Lisa-Stimme (Microsoft Edge TTS): Beim Klick auf Lisa wird serverseitig Audio über Microsoft Edge TTS erzeugt. Es werden keine personenbezogenen Daten an Microsoft übermittelt — der gesprochene Text ist fest hinterlegt. Rechtsgrundlage: Einwilligung (Art. 6 Abs. 1 lit. a DSGVO).

Analyse — selbst gehostet, ohne Cookies: Wir betreiben eine selbst gehostete, cookielose Analyse auf unserem eigenen Server. Keine Drittanbieter, keine Tracking-Pixel. Pro Seitenaufruf speichern wir Pfad, Zeitstempel, User-Agent und eine serverseitig pro Anfrage abgeleitete Sitzungs-Kennung. Ihre IP wird nie gespeichert — sie wird im Arbeitsspeicher mit einem täglich rotierenden Salt gehasht, der nach 48 Stunden gelöscht wird. Nichts wird auf Ihrem Endgerät gespeichert — kein Cookie. Daher greift TTDSG § 25 Abs. 1 nicht und es ist kein Einwilligungs-Banner erforderlich. Rechtsgrundlage: berechtigtes Interesse (Art. 6 Abs. 1 lit. f DSGVO).

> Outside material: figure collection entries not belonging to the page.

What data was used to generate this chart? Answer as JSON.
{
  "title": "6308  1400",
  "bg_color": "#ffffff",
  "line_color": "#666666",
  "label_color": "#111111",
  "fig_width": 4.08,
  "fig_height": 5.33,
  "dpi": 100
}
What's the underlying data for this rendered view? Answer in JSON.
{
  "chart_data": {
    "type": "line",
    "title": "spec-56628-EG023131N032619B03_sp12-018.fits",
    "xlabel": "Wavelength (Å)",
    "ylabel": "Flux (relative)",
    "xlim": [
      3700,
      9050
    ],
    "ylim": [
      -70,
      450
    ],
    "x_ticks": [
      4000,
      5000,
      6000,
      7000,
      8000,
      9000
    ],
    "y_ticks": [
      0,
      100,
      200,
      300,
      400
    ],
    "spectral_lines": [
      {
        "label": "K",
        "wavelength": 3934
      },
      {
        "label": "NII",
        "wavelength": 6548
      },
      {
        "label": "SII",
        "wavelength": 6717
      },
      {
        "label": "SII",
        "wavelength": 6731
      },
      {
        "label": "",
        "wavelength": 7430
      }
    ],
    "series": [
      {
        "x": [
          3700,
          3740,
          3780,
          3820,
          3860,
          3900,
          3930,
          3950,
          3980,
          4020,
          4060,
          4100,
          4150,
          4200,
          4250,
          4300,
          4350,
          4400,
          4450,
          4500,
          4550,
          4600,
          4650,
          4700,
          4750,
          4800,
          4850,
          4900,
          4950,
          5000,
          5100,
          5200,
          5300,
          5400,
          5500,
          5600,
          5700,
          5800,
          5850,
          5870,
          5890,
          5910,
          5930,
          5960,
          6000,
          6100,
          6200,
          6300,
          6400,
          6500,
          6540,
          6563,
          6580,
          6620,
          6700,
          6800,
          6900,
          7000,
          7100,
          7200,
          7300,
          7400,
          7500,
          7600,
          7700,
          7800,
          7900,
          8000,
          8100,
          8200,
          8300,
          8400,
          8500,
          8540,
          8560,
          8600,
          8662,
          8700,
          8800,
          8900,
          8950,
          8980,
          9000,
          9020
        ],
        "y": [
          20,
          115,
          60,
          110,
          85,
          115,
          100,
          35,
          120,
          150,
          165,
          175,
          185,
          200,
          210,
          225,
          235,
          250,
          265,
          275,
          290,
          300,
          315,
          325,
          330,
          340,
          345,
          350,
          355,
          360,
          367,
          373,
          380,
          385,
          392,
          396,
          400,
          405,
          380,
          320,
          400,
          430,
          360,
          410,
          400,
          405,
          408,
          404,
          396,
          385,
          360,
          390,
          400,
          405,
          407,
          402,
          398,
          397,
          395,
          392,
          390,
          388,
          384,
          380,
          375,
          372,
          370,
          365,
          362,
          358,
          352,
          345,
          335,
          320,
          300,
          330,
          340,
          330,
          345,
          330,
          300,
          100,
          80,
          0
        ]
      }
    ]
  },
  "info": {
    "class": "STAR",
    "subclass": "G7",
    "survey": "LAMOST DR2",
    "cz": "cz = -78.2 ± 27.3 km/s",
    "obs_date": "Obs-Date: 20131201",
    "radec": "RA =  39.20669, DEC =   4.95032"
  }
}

Hosting-Logs: Hostinger speichert Standard-Zugriffslogs (IP, User-Agent, Referrer, Zeitstempel) für 7 Tage. Analyse-Ereignisse: 90 Tage. Analyse-Sitzungen: 12 Monate. Salt-Dateien: 48 Stunden. Rechtsgrundlage: berechtigtes Interesse (Art. 6 Abs. 1 lit. f DSGVO).

Keine eigenen Analyse-Cookies. Die einzige eigene Cookie (_lisa_consent) wird nur gesetzt, wenn Sie der Analyse widersprechen.

3. Ihre Rechte

Auskunft, Berichtigung, Löschung, Einschränkung, Datenübertragbarkeit, Widerspruch, Beschwerderecht — siehe oben (§§ 3–4 der englischen Version).

4. Aufsichtsbehörde

LfDI Baden-Württemberg · Königstraße 10a · 70173 Stuttgart.

Last updated: 2026-05-30. Counsel-approved (Pepper Potts · 2026-05-30).